Faurecia, with its “Cockpit of the Future”, is transforming traditional door panels into speaker less audio sources through surface activation, to get an immersive sound experience for each vehicle occupant with their own individual sound bubble.
And as far as the seats go, embedded integral sensors detect occupant position, pressure, movement, and physiological state. The gathered information then enables effective countermeasures for motion sickness, stress, discomfort, and drowsiness.
Yanfeng Automotive Interiors, for their part, is developing smart interior surfaces that combine innovative automotive interior aesthetics and efficient HMI technologies. Like a smartphone, smart surfaces provide user configurable, intuitive interfaces. Operating icons, visible only when needed, can be harmoniously integrated into the interior, and designed to be brand- and model-specific.
Center consoles and door panels are using illuminated fabric surfaces—the same surfaces also used for heating—through radiant panels. The boundary between decoration and function is reduced, creating a functional and aesthetic interior.
Yanfeng has partnered with Kostal for smart interior surfaces. Kostal, from Lüdenscheid, Germany, is a specialist in mechatronics and switches. Electronic elements enable the vehicle of the future to become a living organism on the interior surface. Kostal is bringing reflective surfaces to turn into transparent, interactive control panels.
Smart electronics and software behind the surfaces are invisible but highly sensitive. Switching is intuitive and takes place in a flash. The effortless reaction makes the interaction seem easy.
The vehicle of tomorrow communicates with occupants using light signals on surfaces that are blank when the communications aren’t required. LED lights help getting day and night design through tailored adjustment of the light intensity.
Eliminating traditional switches also means eliminating mechanical parts that jam or become damaged because of dirt, dust, or misuse.
It’s a fact of life: interior surfaces have complex 3D shapes. Forciot, from Finland, has launched a new stretch-pad module capable of turning an entire car’s interior surface into a stretchable control pad. The pad can continuously change form during its lifespan. It can be easily integrated under leather, fabric, and other materials, enabling it to transform any surface in a car’s interior into 3D multitouch pads, sliders or stretchable force buttons. The module’s control surfaces can be raised or lowered above the surface level when needed, allowing for a minimalistic yet intuitive dashboard experience. This module makes it possible to design a personalized dashboard experience for each driver.

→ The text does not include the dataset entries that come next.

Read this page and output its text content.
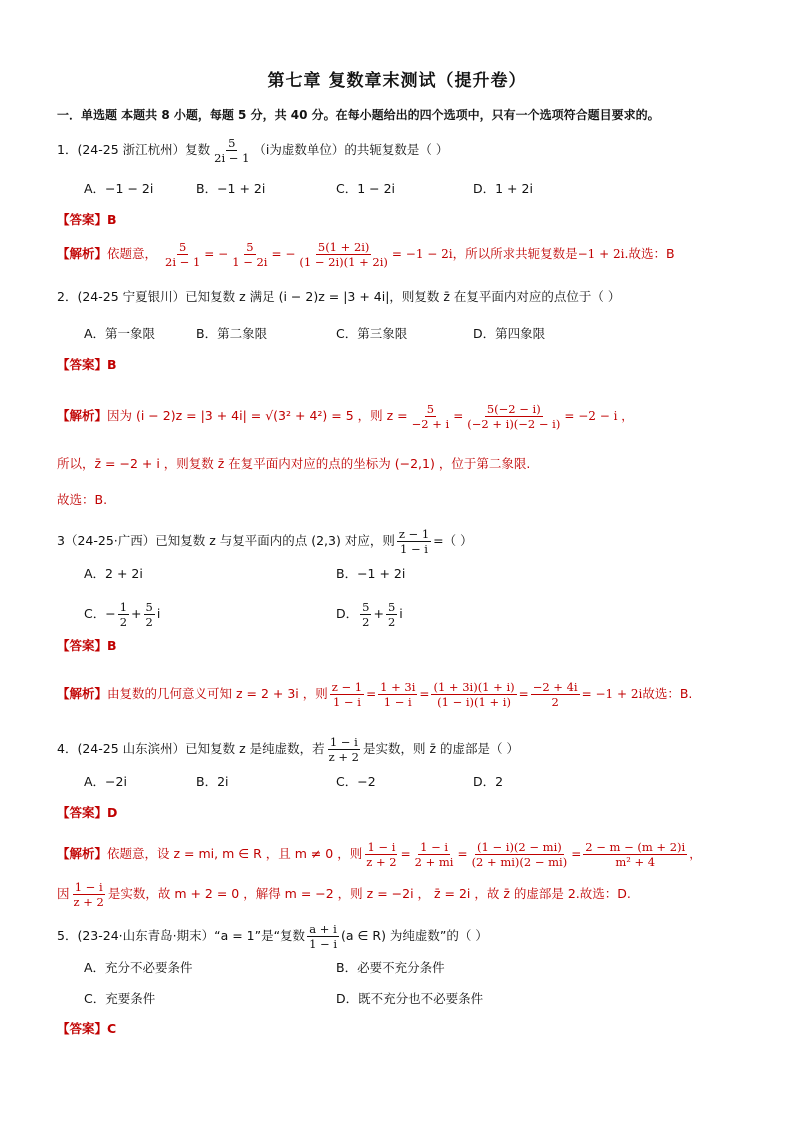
第七章 复数章末测试（提升卷）
一．单选题 本题共 8 小题，每题 5 分，共 40 分。在每小题给出的四个选项中，只有一个选项符合题目要求的。
1．(24-25 浙江杭州）复数 $\frac{5}{2i - 1} (i$为虚数单位）的共轭复数是（ ）
A．−1 − 2i	B．−1 + 2i	C．1 − 2i	D．1 + 2i
【答案】B
【解析】依题意， $\frac{5}{2i - 1}$ = − $\frac{5}{1 - 2i}$ = − $\frac{5(1 + 2i)}{(1 - 2i)(1 + 2i)} = -1 - 2i$，所以所求共轭复数是−1 + 2i.故选：B
2．(24-25 宁夏银川）已知复数 z 满足 (i − 2)z = |3 + 4i|，则复数 z̄ 在复平面内对应的点位于（ ）
A．第一象限	B．第二象限	C．第三象限	D．第四象限
【答案】B
【解析】因为 (i − 2)z = |3 + 4i| = √(3² + 4²) = 5 ，则 $z = \frac{5}{-2 + i} = \frac{5(-2 - i)}{(-2 + i)(-2 - i)} = -2 - i$ ，
所以，z̄ = −2 + i ，则复数 z̄ 在复平面内对应的点的坐标为 (−2,1) ，位于第二象限.
故选：B.
3（24-25·广西）已知复数 z 与复平面内的点 (2,3) 对应，则 $\frac{z - 1}{1 - i}$ =（ ）
A．2 + 2i	B．−1 + 2i
C．− $\frac{1}{2} + \frac{5}{2}$ i	D． $\frac{5}{2} + \frac{5}{2}$ i
【答案】B
【解析】由复数的几何意义可知 z = 2 + 3i ，则 $\frac{z - 1}{1 - i} = \frac{1 + 3i}{1 - i} = \frac{(1 + 3i)(1 + i)}{(1 - i)(1 + i)} = \frac{-2 + 4i}{2} = -1 + 2i$故选：B.
4．(24-25 山东滨州）已知复数 z 是纯虚数，若 $\frac{1 - i}{z + 2}$ 是实数，则 z̄ 的虚部是（ ）
A．−2i	B．2i	C．−2	D．2
【答案】D
【解析】依题意，设 z = mi, m ∈ R ，且 m ≠ 0 ，则 $\frac{1 - i}{z + 2} = \frac{1 - i}{2 + mi} = \frac{(1 - i)(2 - mi)}{(2 + mi)(2 - mi)} = \frac{2 - m - (m + 2)i}{\text{m² + 4}}$ ，
因 $\frac{1 - i}{z + 2}$ 是实数，故 m + 2 = 0 ，解得 m = −2 ，则 z = −2i ， z̄ = 2i ，故 z̄ 的虚部是 2.故选：D.
5．(23-24·山东青岛·期末）“a = 1”是“复数 $\frac{a + i}{1 - i} (a$ ∈ R) 为纯虚数”的（ ）
A．充分不必要条件	B．必要不充分条件
C．充要条件	D．既不充分也不必要条件
【答案】C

IMSE (Injection Molded Structural Electronics) brings electronic functionality to places traditional electronics could never be integrated. Because they can conform to complex shapes and are very thin, designers have the freedom to add electronic functions wherever they choose, and in shapes they need: shown here are door upper panels with integrated seat controls, supplanting traditional switches.
Geely Design, CEVT and TactoTek (also from Finland) have jointly announced initiation of projects to develop smart surfaces for multiple automotive brands owned by CEVT’s parent company, Zhejiang Geely Holding Group.